Identifier tôt un cas de mucormycose peut être difficile. Contrairement à certaines autres infections fongiques, aucun test sanguin ne permet de le détecter. Le diagnostic nécessite une biopsie, un examen de l'échantillon et parfois un suivi par un scanner, ce qui implique la disponibilité d'un personnel spécialisé pour effectuer ces tâches et d'un équipement de pointe pour les soutenir. Dans les secteurs sous-financés du vaste système de soins de santé de l’Inde, ceux-ci ne peuvent être garantis.
Même les médicaments antifongiques sont rares en Inde, selon les rapports de presse, et ils peuvent être inabordables pour la plupart. Il existe relativement peu de catégories d'antifongiques et, bien que certaines d'entre elles soient disponibles depuis des décennies, les nouvelles versions moins toxiques pour les patients sont chères et rares. Pour le médicament préféré, «la thérapie d'une journée coûte 30 000 roupies (environ 410 dollars), une dépense de santé catastrophique pour 99% des Indiens», dit Kalantri. «La thérapie dure souvent des semaines et nécessite une perfusion intraveineuse, une admission à l'hôpital et une surveillance étroite de la fonction rénale.»

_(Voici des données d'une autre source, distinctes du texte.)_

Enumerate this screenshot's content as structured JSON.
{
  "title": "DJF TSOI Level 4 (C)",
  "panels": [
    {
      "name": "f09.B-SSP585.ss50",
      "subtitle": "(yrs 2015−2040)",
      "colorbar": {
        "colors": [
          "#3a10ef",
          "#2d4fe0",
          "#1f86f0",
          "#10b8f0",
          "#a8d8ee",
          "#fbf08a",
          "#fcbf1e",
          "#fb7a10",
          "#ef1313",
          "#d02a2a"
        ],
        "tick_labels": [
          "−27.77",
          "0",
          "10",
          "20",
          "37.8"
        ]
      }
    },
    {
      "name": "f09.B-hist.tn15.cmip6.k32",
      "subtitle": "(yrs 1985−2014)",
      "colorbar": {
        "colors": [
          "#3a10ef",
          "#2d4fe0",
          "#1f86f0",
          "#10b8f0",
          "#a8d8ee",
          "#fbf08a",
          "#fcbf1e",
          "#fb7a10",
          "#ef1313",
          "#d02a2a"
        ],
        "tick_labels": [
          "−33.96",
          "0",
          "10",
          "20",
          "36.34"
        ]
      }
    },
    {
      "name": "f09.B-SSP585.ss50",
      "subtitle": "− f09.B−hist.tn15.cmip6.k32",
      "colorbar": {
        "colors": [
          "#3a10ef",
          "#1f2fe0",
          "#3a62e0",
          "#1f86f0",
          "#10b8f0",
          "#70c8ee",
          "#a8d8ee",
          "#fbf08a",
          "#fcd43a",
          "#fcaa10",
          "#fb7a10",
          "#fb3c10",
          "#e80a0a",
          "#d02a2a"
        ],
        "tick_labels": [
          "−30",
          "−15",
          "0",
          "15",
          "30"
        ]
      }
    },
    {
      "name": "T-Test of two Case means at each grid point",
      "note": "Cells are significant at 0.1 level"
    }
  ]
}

Il n’est pas possible, à ce stade, de prédire la fin de l’épidémie de champignon noir, même si une plus grande prise de conscience de la vulnérabilité des patients peut permettre aux médecins en Inde de reconnaître les cas plus tôt. Pour le moment, cela reste une autre façon dont la pandémie a pris le monde par surprise et une autre illustration de la façon dont ses pires effets sont tombés le plus durement sur les pays qui peuvent le moins se les permettre.